Desde Bruselas, donde se reunieron los principales ejecutivos del sector, el mensaje fue claro y poco habitual por su dureza: la transición ecológica, tal como está planteada, no es viable sin cambios urgentes en costes, producción de combustibles y regulación del CO₂.
Uno de los puntos más controvertidos es el refuerzo del sistema de comercio de emisiones y las obligaciones relacionadas con el uso de combustibles sostenibles de aviación (SAF). Las aerolíneas argumentan que la disponibilidad de estos combustibles sigue siendo limitada y que su precio es significativamente más alto que el del queroseno tradicional.
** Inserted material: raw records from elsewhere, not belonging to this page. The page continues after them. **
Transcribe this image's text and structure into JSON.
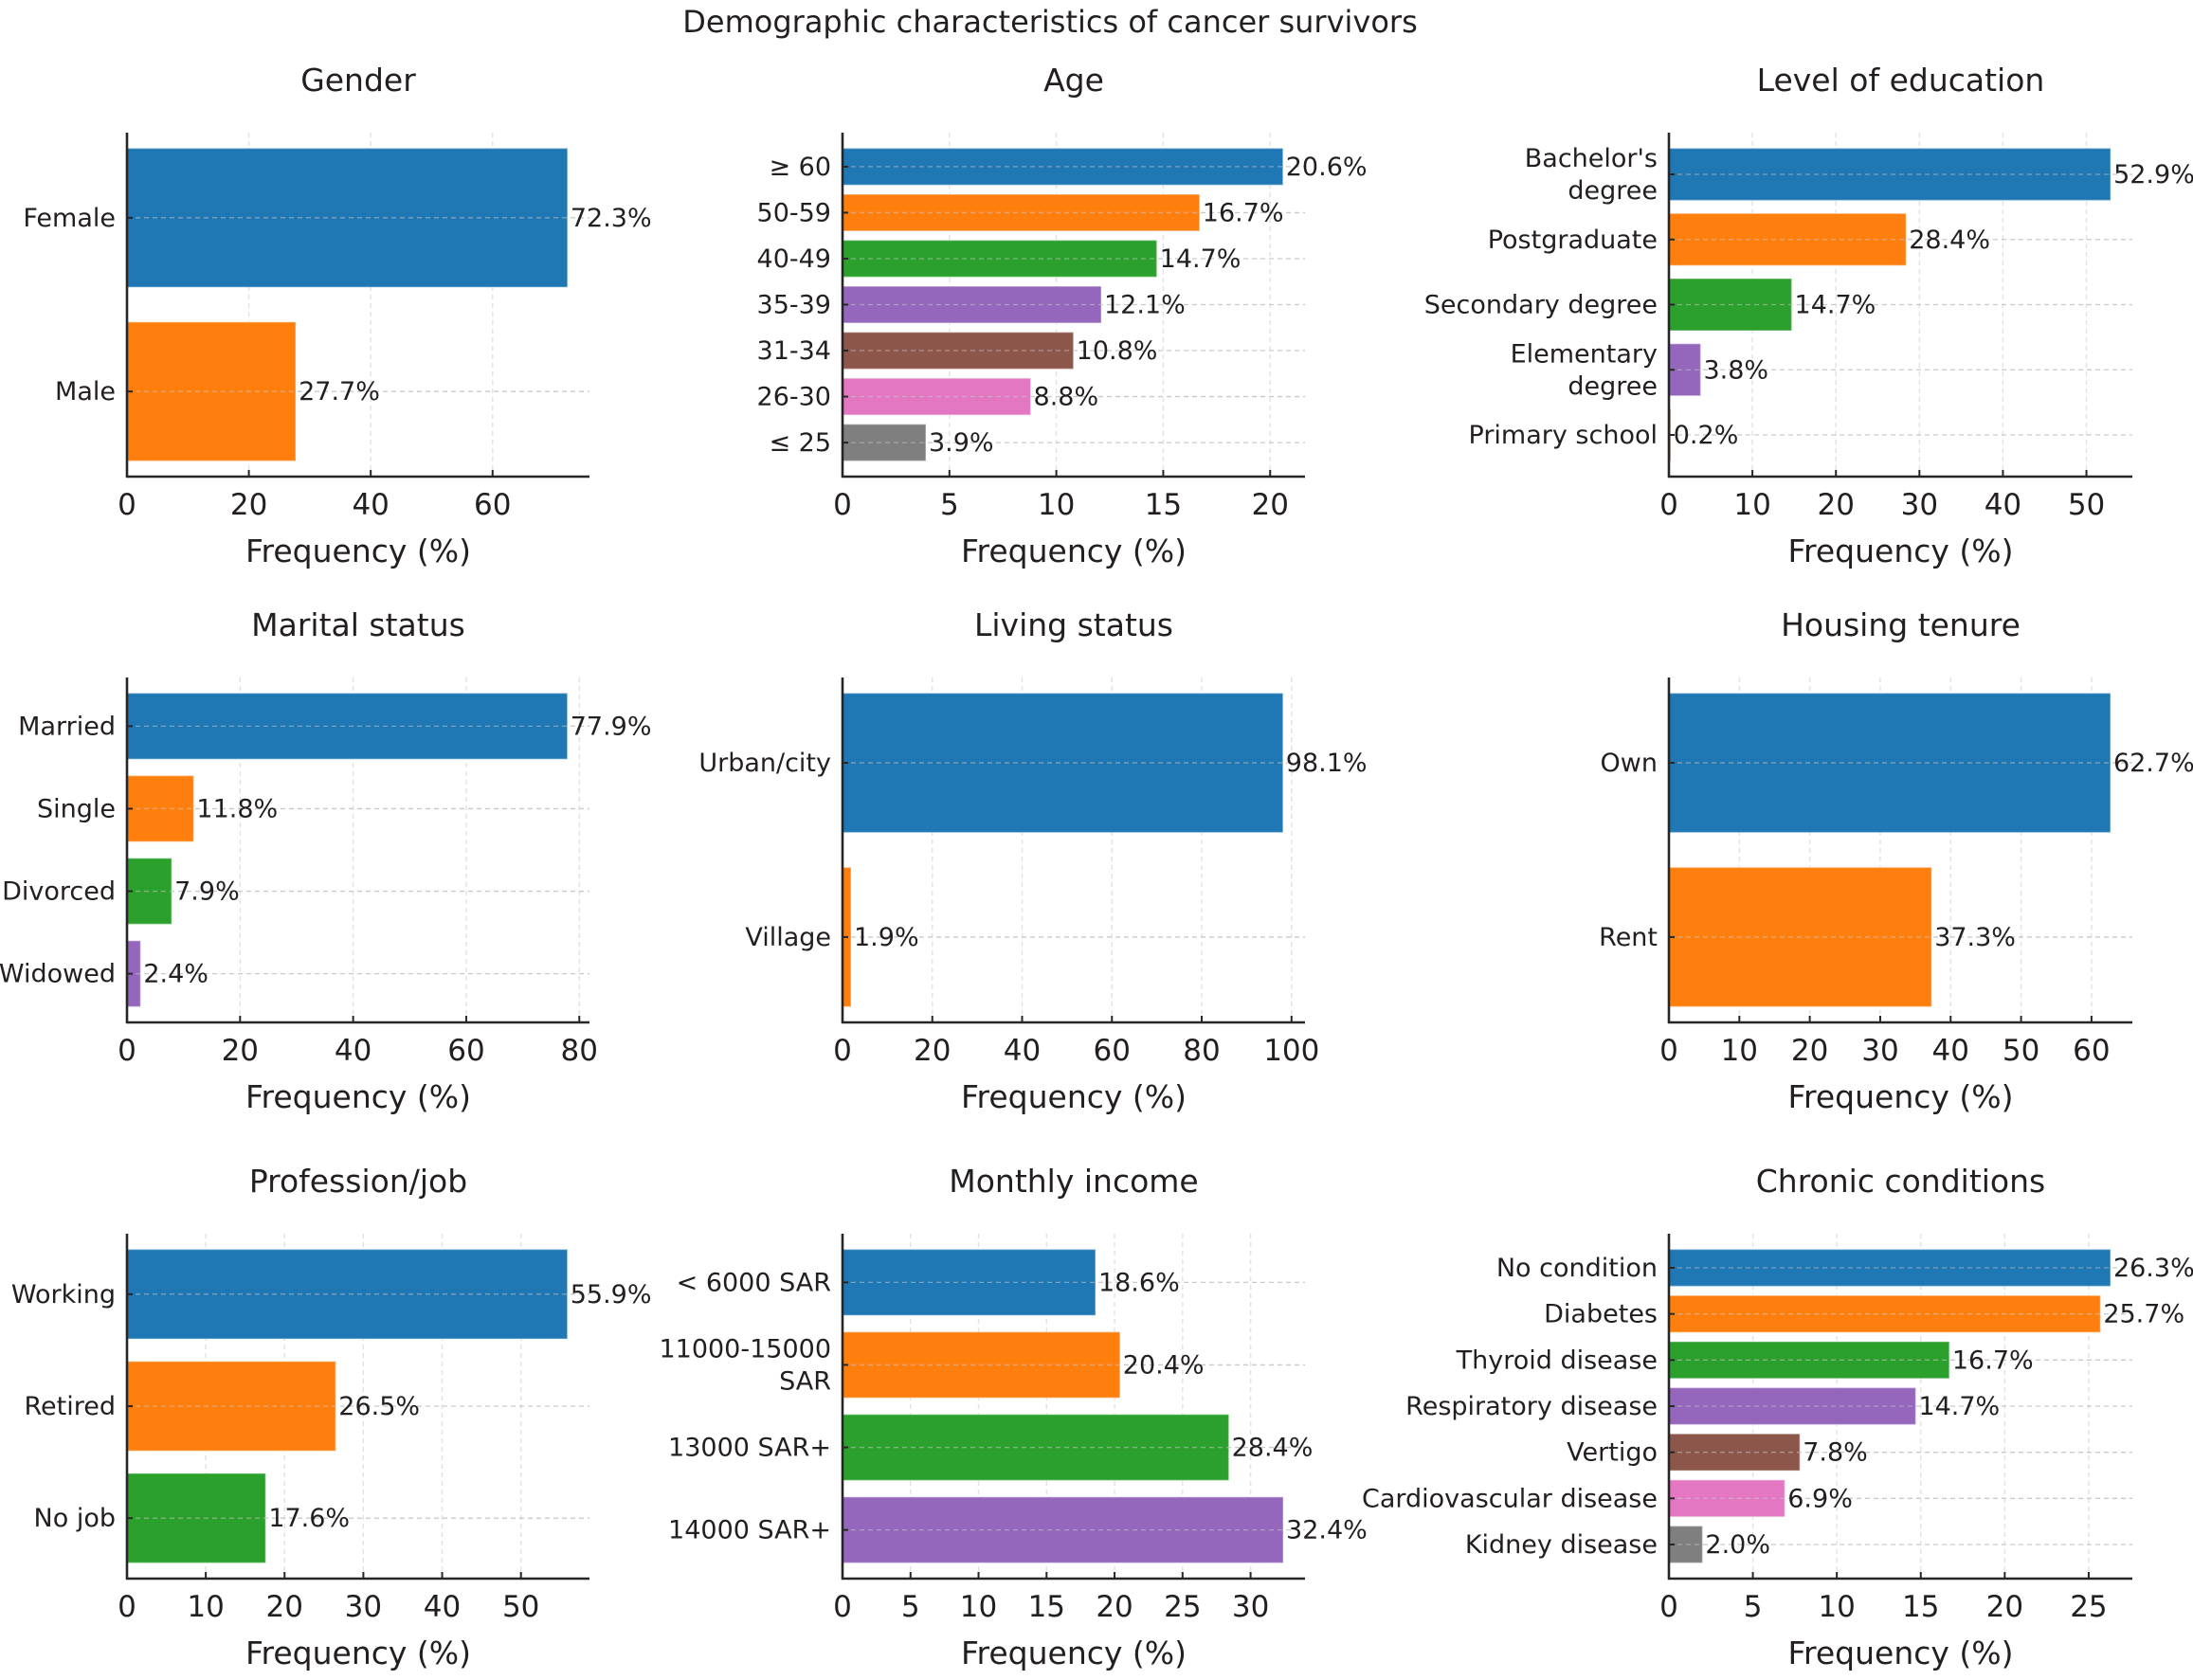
{
  "chart_data": {
    "type": "bar",
    "orientation": "horizontal",
    "title": "Demographic characteristics of cancer survivors",
    "grid": true,
    "value_label_format": "{v}%",
    "palette": [
      "#1f77b4",
      "#ff7f0e",
      "#2ca02c",
      "#9467bd",
      "#8c564b",
      "#e377c2",
      "#7f7f7f"
    ],
    "panels": [
      {
        "id": "gender",
        "title": "Gender",
        "xlabel": "Frequency (%)",
        "categories": [
          "Female",
          "Male"
        ],
        "values": [
          72.3,
          27.7
        ],
        "value_labels": [
          "72.3%",
          "27.7%"
        ],
        "xlim": [
          0,
          75.9
        ],
        "xticks": [
          0,
          20,
          40,
          60
        ],
        "xtick_labels": [
          "0",
          "20",
          "40",
          "60"
        ]
      },
      {
        "id": "age",
        "title": "Age",
        "xlabel": "Frequency (%)",
        "categories": [
          "≥ 60",
          "50-59",
          "40-49",
          "35-39",
          "31-34",
          "26-30",
          "≤ 25"
        ],
        "values": [
          20.6,
          16.7,
          14.7,
          12.1,
          10.8,
          8.8,
          3.9
        ],
        "value_labels": [
          "20.6%",
          "16.7%",
          "14.7%",
          "12.1%",
          "10.8%",
          "8.8%",
          "3.9%"
        ],
        "xlim": [
          0,
          21.63
        ],
        "xticks": [
          0,
          5,
          10,
          15,
          20
        ],
        "xtick_labels": [
          "0",
          "5",
          "10",
          "15",
          "20"
        ]
      },
      {
        "id": "education",
        "title": "Level of education",
        "xlabel": "Frequency (%)",
        "categories": [
          [
            "Bachelor's",
            "degree"
          ],
          [
            "Postgraduate"
          ],
          [
            "Secondary degree"
          ],
          [
            "Elementary",
            "degree"
          ],
          [
            "Primary school"
          ]
        ],
        "values": [
          52.9,
          28.4,
          14.7,
          3.8,
          0.2
        ],
        "value_labels": [
          "52.9%",
          "28.4%",
          "14.7%",
          "3.8%",
          "0.2%"
        ],
        "xlim": [
          0,
          55.5
        ],
        "xticks": [
          0,
          10,
          20,
          30,
          40,
          50
        ],
        "xtick_labels": [
          "0",
          "10",
          "20",
          "30",
          "40",
          "50"
        ],
        "colors": [
          "#1f77b4",
          "#ff7f0e",
          "#2ca02c",
          "#9467bd",
          "#8c564b"
        ]
      },
      {
        "id": "marital",
        "title": "Marital status",
        "xlabel": "Frequency (%)",
        "categories": [
          "Married",
          "Single",
          "Divorced",
          "Widowed"
        ],
        "values": [
          77.9,
          11.8,
          7.9,
          2.4
        ],
        "value_labels": [
          "77.9%",
          "11.8%",
          "7.9%",
          "2.4%"
        ],
        "xlim": [
          0,
          81.8
        ],
        "xticks": [
          0,
          20,
          40,
          60,
          80
        ],
        "xtick_labels": [
          "0",
          "20",
          "40",
          "60",
          "80"
        ]
      },
      {
        "id": "living",
        "title": "Living status",
        "xlabel": "Frequency (%)",
        "categories": [
          "Urban/city",
          "Village"
        ],
        "values": [
          98.1,
          1.9
        ],
        "value_labels": [
          "98.1%",
          "1.9%"
        ],
        "xlim": [
          0,
          103
        ],
        "xticks": [
          0,
          20,
          40,
          60,
          80,
          100
        ],
        "xtick_labels": [
          "0",
          "20",
          "40",
          "60",
          "80",
          "100"
        ]
      },
      {
        "id": "housing",
        "title": "Housing tenure",
        "xlabel": "Frequency (%)",
        "categories": [
          "Own",
          "Rent"
        ],
        "values": [
          62.7,
          37.3
        ],
        "value_labels": [
          "62.7%",
          "37.3%"
        ],
        "xlim": [
          0,
          65.8
        ],
        "xticks": [
          0,
          10,
          20,
          30,
          40,
          50,
          60
        ],
        "xtick_labels": [
          "0",
          "10",
          "20",
          "30",
          "40",
          "50",
          "60"
        ]
      },
      {
        "id": "profession",
        "title": "Profession/job",
        "xlabel": "Frequency (%)",
        "categories": [
          "Working",
          "Retired",
          "No job"
        ],
        "values": [
          55.9,
          26.5,
          17.6
        ],
        "value_labels": [
          "55.9%",
          "26.5%",
          "17.6%"
        ],
        "xlim": [
          0,
          58.7
        ],
        "xticks": [
          0,
          10,
          20,
          30,
          40,
          50
        ],
        "xtick_labels": [
          "0",
          "10",
          "20",
          "30",
          "40",
          "50"
        ]
      },
      {
        "id": "income",
        "title": "Monthly income",
        "xlabel": "Frequency (%)",
        "categories": [
          [
            "< 6000 SAR"
          ],
          [
            "11000-15000",
            "SAR"
          ],
          [
            "13000 SAR+"
          ],
          [
            "14000 SAR+"
          ]
        ],
        "values": [
          18.6,
          20.4,
          28.4,
          32.4
        ],
        "value_labels": [
          "18.6%",
          "20.4%",
          "28.4%",
          "32.4%"
        ],
        "xlim": [
          0,
          34.0
        ],
        "xticks": [
          0,
          5,
          10,
          15,
          20,
          25,
          30
        ],
        "xtick_labels": [
          "0",
          "5",
          "10",
          "15",
          "20",
          "25",
          "30"
        ]
      },
      {
        "id": "chronic",
        "title": "Chronic conditions",
        "xlabel": "Frequency (%)",
        "categories": [
          "No condition",
          "Diabetes",
          "Thyroid disease",
          "Respiratory disease",
          "Vertigo",
          "Cardiovascular disease",
          "Kidney disease"
        ],
        "values": [
          26.3,
          25.7,
          16.7,
          14.7,
          7.8,
          6.9,
          2.0
        ],
        "value_labels": [
          "26.3%",
          "25.7%",
          "16.7%",
          "14.7%",
          "7.8%",
          "6.9%",
          "2.0%"
        ],
        "xlim": [
          0,
          27.6
        ],
        "xticks": [
          0,
          5,
          10,
          15,
          20,
          25
        ],
        "xtick_labels": [
          "0",
          "5",
          "10",
          "15",
          "20",
          "25"
        ]
      }
    ]
  }
}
Esto, aseguran, repercute directamente en el coste de los billetes y en la viabilidad de ciertas rutas.
Aerolíneas europeas piden rebajar normas climáticas a la UE y alertan de fuga de pasajeros
El sector aéreo europeo lanza un aviso directo a Bruselas: las reglas climáticas actuales están «rotas» y pueden desviar millones de pasajeros fuera de Europa.
Las cifras explican la magnitud del pulso:
- 798 millones de pasajeros en 2025
- 8,9 millones de vuelos
- 368.000 empleos directos
A pesar de este peso económico, las aerolíneas denuncian que las políticas actuales están debilitando su posición frente a competidores globales. La directora de Airlines for Europe (A4E), Ourania Georgoutsakou, lo resumió con claridad: «Hay que pasar a una mentalidad pro-crecimiento y pro-competitividad»
Combustible verde: obligación sin oferta real
El mensaje más contundente llegó de Michael O’Leary (Ryanair), que cargó sin matices contra el sistema. «Estamos incentivando el turismo a Marruecos y penalizando el turismo en España».
El mayor choque llega con el SAF (combustible sostenible de aviación). La normativa europea exige un 6 % de SAF en 2030. Pero la realidad del mercado es otra ya que solo hay producción para cubrir un 0,7 %
El CEO de EasyJet, Kenton Jarvis, fue directo en este sentido: «No es alejarse del objetivo, es afrontar la realidad. Ha fracasado, está roto». Además, el SAF es significativamente más caro que el queroseno, lo que dispara los costes operativos.
Otro frente crítico es el sistema ETS, que fija un precio a las emisiones de CO₂. El problema, según el sector, no es pagar… sino cómo se aplica.
El CEO de Air France-KLM, Benjamin Smith, denuncia una paradoja sobre cómo un vuelo con escala fuera de la UE puede evitar gran parte del coste climático, pero un vuelo directo dentro de la UE paga más. El resultado es que se incentiva rutas fuera de Europa.
«Estamos penalizando el turismo en España»: el ataque frontal de Ryanair
El mensaje más contundente llegó de Michael O’Leary (Ryanair), que cargó sin matices contra el sistema. «Estamos incentivando el turismo a Marruecos y penalizando el turismo en España». Según su visión, el modelo actual:
- Perjudica a aerolíneas europeas
- Favorece hubs en Turquía y el Golfo
- Reduce competitividad frente a EE.UU.
Ante este escenario, las aerolíneas plantean un giro estratégico:
- Integrar el sistema europeo en CORSIA (modelo global más flexible)
- Reducir costes del CO₂
- Rebajar tasas aeroportuarias
- Incentivar producción de SAF en lugar de imponer cuotas
El objetivo es evitar que la transición ecológica se convierta en una desventaja económica.
El debate refleja la tensión entre sostenibilidad y competitividad económica. Mientras las aerolíneas reclaman una transición más gradual y apoyo financiero, la Unión Europea insiste en avanzar hacia una economía baja en carbono. El desenlace de esta disputa será clave para el futuro del transporte aéreo en Europa y su contribución a la lucha contra el cambio climático.